Thumbing through the Project 98 manual, I found a page illustrating PERT charts, and had to laugh. How many times in my professional journey had I come across that diagram or some permutation?
I'd been called upon a few times to lead teams and plan projects, I
first discovered PERT charts in some background reading on Project
Management. I was fascinated with the idea for a while. Then one
manager at Xerox tried to plan out a network problem with Post-It notes
and string. -- That's got to be the best definiition of spaghetti every
stuck to a wall!
Xerox headquarters in Dallas was an old warehouse that had been converted into offices. The people were great: intense and talented, but everywhere you turned led to some dark corner. Finally wandering out into the bright Texas sun could leave you gasping and staring for 10 minutes!

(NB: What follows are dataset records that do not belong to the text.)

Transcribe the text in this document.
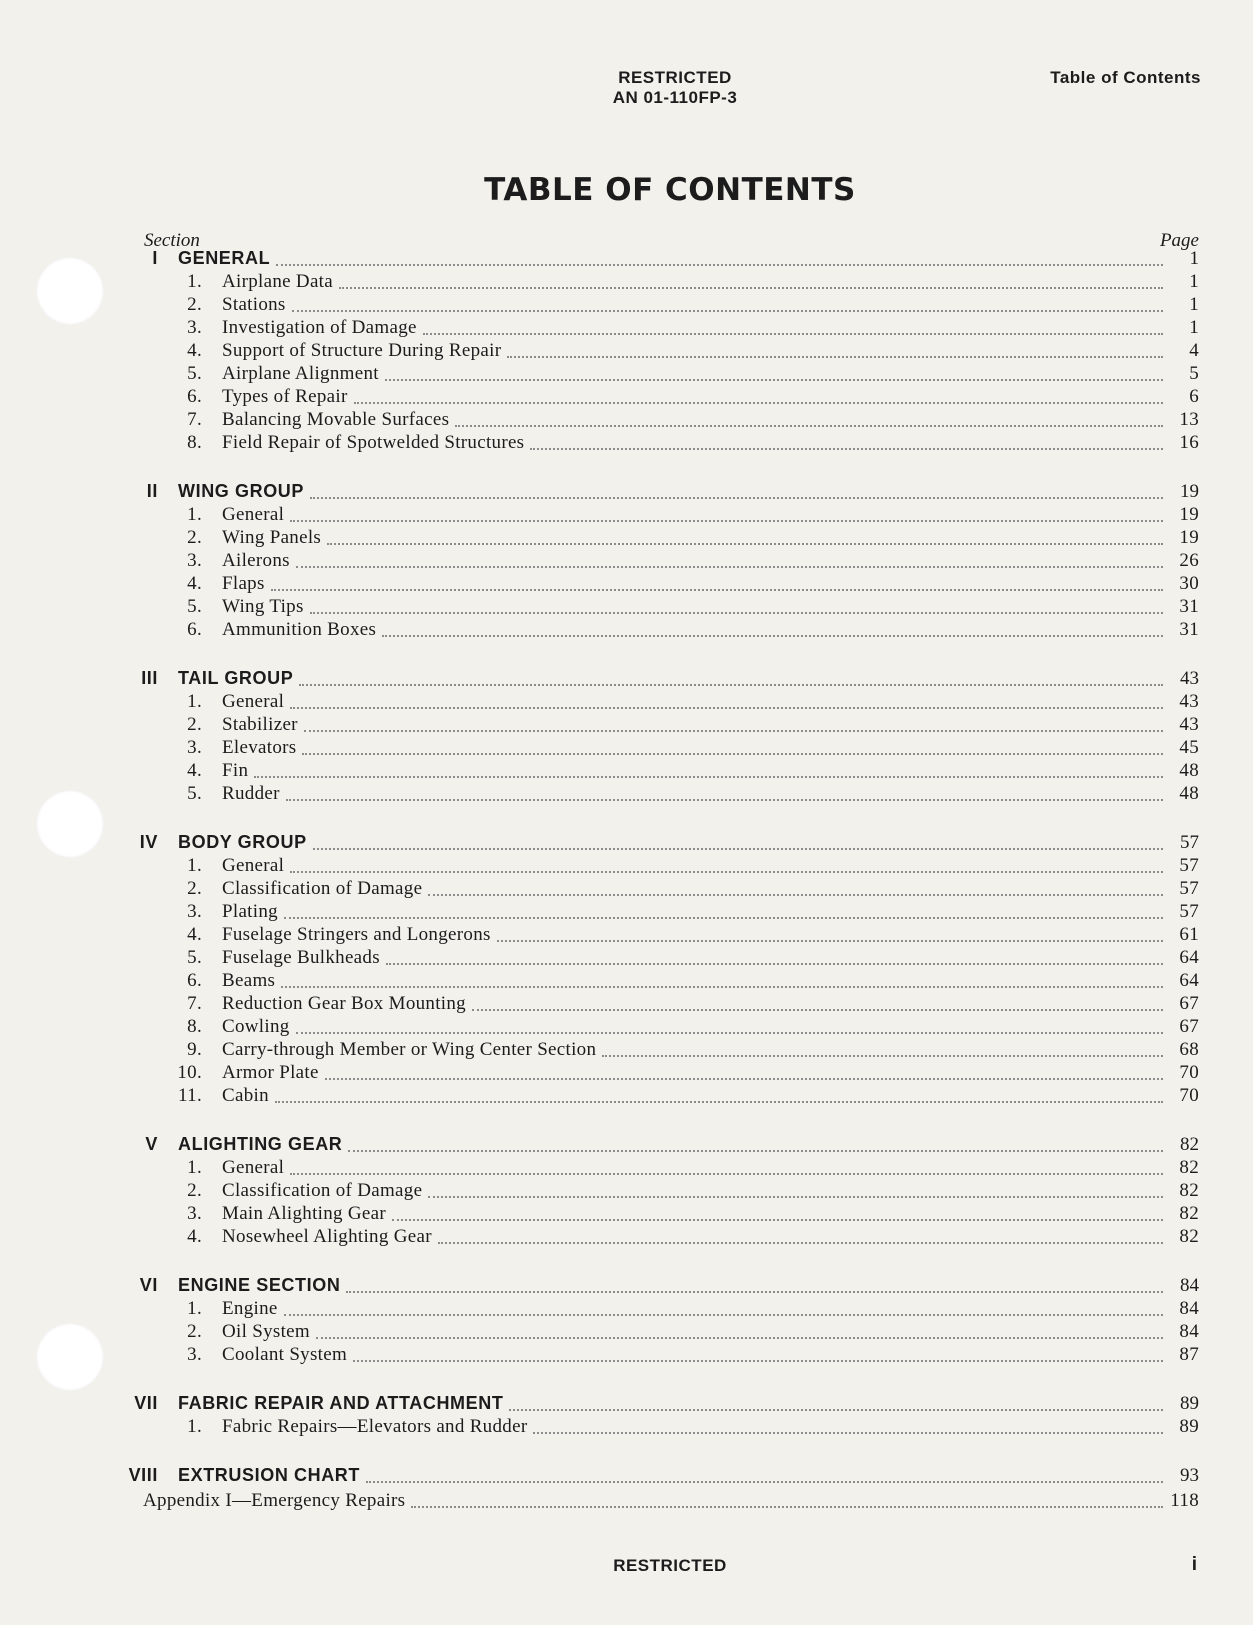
RESTRICTED
AN 01-110FP-3
Table of Contents
TABLE OF CONTENTS
Section	Page
I	GENERAL	1
1.	Airplane Data	1
2.	Stations	1
3.	Investigation of Damage	1
4.	Support of Structure During Repair	4
5.	Airplane Alignment	5
6.	Types of Repair	6
7.	Balancing Movable Surfaces	13
8.	Field Repair of Spotwelded Structures	16
II	WING GROUP	19
1.	General	19
2.	Wing Panels	19
3.	Ailerons	26
4.	Flaps	30
5.	Wing Tips	31
6.	Ammunition Boxes	31
III	TAIL GROUP	43
1.	General	43
2.	Stabilizer	43
3.	Elevators	45
4.	Fin	48
5.	Rudder	48
IV	BODY GROUP	57
1.	General	57
2.	Classification of Damage	57
3.	Plating	57
4.	Fuselage Stringers and Longerons	61
5.	Fuselage Bulkheads	64
6.	Beams	64
7.	Reduction Gear Box Mounting	67
8.	Cowling	67
9.	Carry-through Member or Wing Center Section	68
10.	Armor Plate	70
11.	Cabin	70
V	ALIGHTING GEAR	82
1.	General	82
2.	Classification of Damage	82
3.	Main Alighting Gear	82
4.	Nosewheel Alighting Gear	82
VI	ENGINE SECTION	84
1.	Engine	84
2.	Oil System	84
3.	Coolant System	87
VII	FABRIC REPAIR AND ATTACHMENT	89
1.	Fabric Repairs—Elevators and Rudder	89
VIII	EXTRUSION CHART	93
Appendix I—Emergency Repairs	118
RESTRICTED	i
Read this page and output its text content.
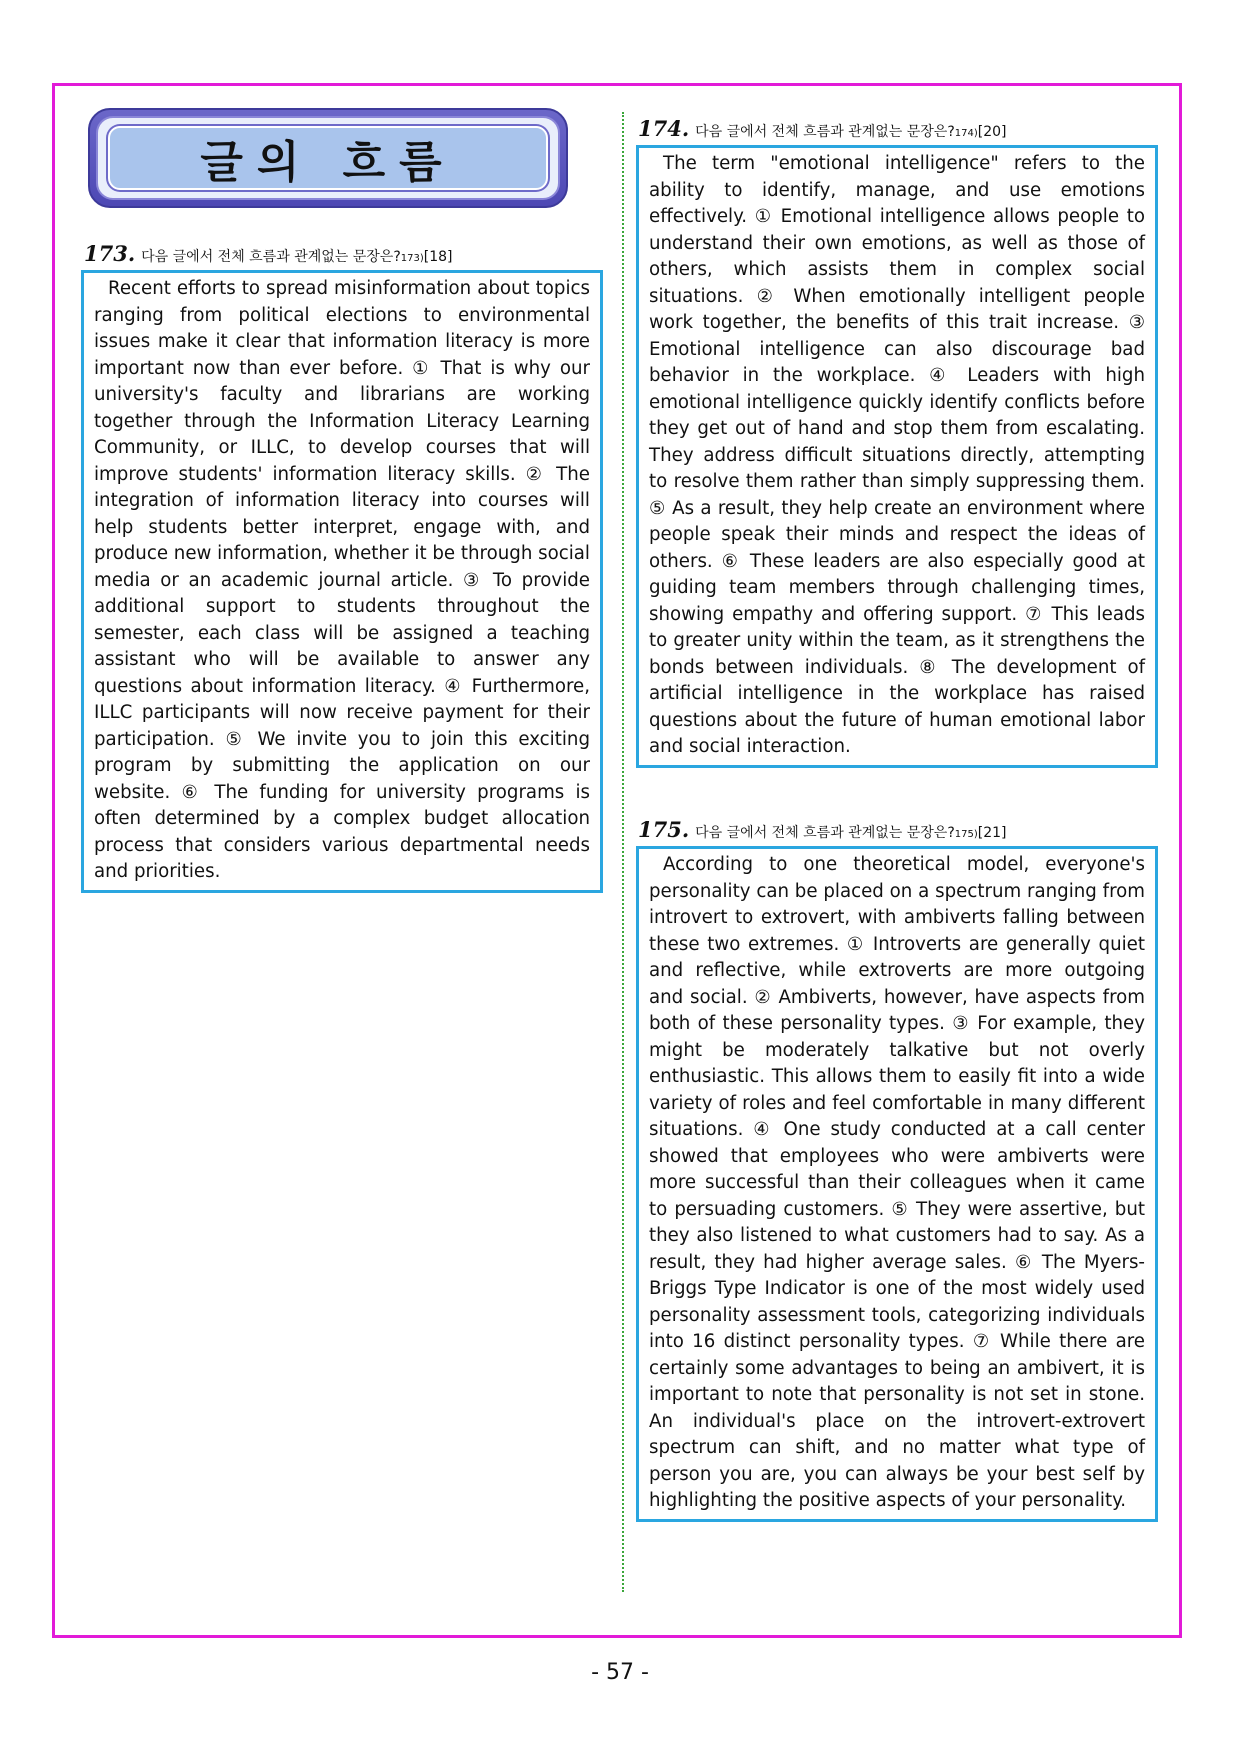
글의 흐름
173. 다음 글에서 전체 흐름과 관계없는 문장은? 173) [18]
Recent efforts to spread misinformation about topics ranging from political elections to environmental issues make it clear that information literacy is more important now than ever before. ① That is why our university's faculty and librarians are working together through the Information Literacy Learning Community, or ILLC, to develop courses that will improve students' information literacy skills. ② The integration of information literacy into courses will help students better interpret, engage with, and produce new information, whether it be through social media or an academic journal article. ③ To provide additional support to students throughout the semester, each class will be assigned a teaching assistant who will be available to answer any questions about information literacy. ④ Furthermore, ILLC participants will now receive payment for their participation. ⑤ We invite you to join this exciting program by submitting the application on our website. ⑥ The funding for university programs is often determined by a complex budget allocation process that considers various departmental needs and priorities.
174. 다음 글에서 전체 흐름과 관계없는 문장은? 174) [20]
The term "emotional intelligence" refers to the ability to identify, manage, and use emotions effectively. ① Emotional intelligence allows people to understand their own emotions, as well as those of others, which assists them in complex social situations. ② When emotionally intelligent people work together, the benefits of this trait increase. ③ Emotional intelligence can also discourage bad behavior in the workplace. ④ Leaders with high emotional intelligence quickly identify conflicts before they get out of hand and stop them from escalating. They address difficult situations directly, attempting to resolve them rather than simply suppressing them. ⑤ As a result, they help create an environment where people speak their minds and respect the ideas of others. ⑥ These leaders are also especially good at guiding team members through challenging times, showing empathy and offering support. ⑦ This leads to greater unity within the team, as it strengthens the bonds between individuals. ⑧ The development of artificial intelligence in the workplace has raised questions about the future of human emotional labor and social interaction.
175. 다음 글에서 전체 흐름과 관계없는 문장은? 175) [21]
According to one theoretical model, everyone's personality can be placed on a spectrum ranging from introvert to extrovert, with ambiverts falling between these two extremes. ① Introverts are generally quiet and reflective, while extroverts are more outgoing and social. ② Ambiverts, however, have aspects from both of these personality types. ③ For example, they might be moderately talkative but not overly enthusiastic. This allows them to easily fit into a wide variety of roles and feel comfortable in many different situations. ④ One study conducted at a call center showed that employees who were ambiverts were more successful than their colleagues when it came to persuading customers. ⑤ They were assertive, but they also listened to what customers had to say. As a result, they had higher average sales. ⑥ The Myers-Briggs Type Indicator is one of the most widely used personality assessment tools, categorizing individuals into 16 distinct personality types. ⑦ While there are certainly some advantages to being an ambivert, it is important to note that personality is not set in stone. An individual's place on the introvert-extrovert spectrum can shift, and no matter what type of person you are, you can always be your best self by highlighting the positive aspects of your personality.
- 57 -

Using PERT diagrams by themselves to plan a project is just like
that. They're useful as an interim step in the beginning, or to explain
dependencies in a snapshot for someone, but without a timeline (--
which means spreading out across a couple of walls with miles of string
for a realistic project) PERT charts lose their appeal quickly.
Ergo, the GANTT charts are what Project depends on in later versions.
I thought about taking the training to become a Project Manager a couple of times. Usually the demands of work or budget prevented me. Besides, I was already doing the work.
couple of people chided me that it was the math that stopped me. I just
shrugged. I've always been good at math, even if didn't appeal to me.
Every once in a while, some article in Scientific American would light
up my interest and I'd pick up a book or two. But if working with
computers is a social niche, people expect mathmaticians to be hidden
in dark towers and only called by name with great care.
I've always preferred more interaction of one form or another.
That's the Advanced Watsonia manual over there on the left. At this level, the training becomes more integrated and useful.
PERT-style diagrams found a couple of interesting applications in Use Case analysis and OOP.
Given a persona (a defined role for a user of a site or program), you could tack the Use Cases from your application around them to brainstorm.
And then, when designing the software to respond to those Use
Cases, PERT-style diagrams are used to illustrate how one programming
object works with the others.
Sun still uses this style of illustration in their training for Java. Object, methods, and data are defined in a heirarchy that can be explained to a customer easily -- with a little explanation about the choice of method names. No one but programmers really understand the naming of methods. It's a special code.
These object diagrams are effective because the design satisfies
the function. They are a snapshot of how a program responds. It's the
sort of thing you try not to let your customers see too often.
Instead of object diagrams, customers understand flow charts better. If you're laying out workflow with a customer, use a flow chart:
- the style is familiar and "intuitive", after decades of association with computer programming
- most word processors have clipart that can make your sketched-out work process into a professional presentation quickly
- they provide a shared conceptual space for you to check your understanding of the workflow with your customers
- they quickly define the Critical Path for a user, but..
There are two weaknesses in flowcharts:
- Decisions that take microseconds in the human mind can look pretty hairy and complicated.
- Flowcharts to illustrate workflow don't illustrate time frames very well.
You don't want to get lost in the minutae with your clients. That's what they pay you for. As quickly as possible, get back to them with a professional presentation and ask them for feedback. -- They'll let you know when things aren't right!
From a flowchart, you can kickstart the communication with a client
and leave all the doors open. Many times, they'll come back to you with
details because the diagrams are fun to work with.
Once you have the Critical Paths defined, whether we're talking about designing training, websites, programs, or projects, you're about halfway home.
None of the old sayings is always true.
"Take care of the big things and the little things will take care of themselves." makes you wonder who wrote: "The Devil's in the details."
-- And the guy who looks to this one: "Take care of the little things, the big things will take care of themselves.", is under treatment for OCD! (I love the Monk detective series. Does it show?)
And sooner or later, we all fall back on: "Don't sweat the small stuff. -- Hint: It's all small stuff!"
UML is still better left as a language for the techies.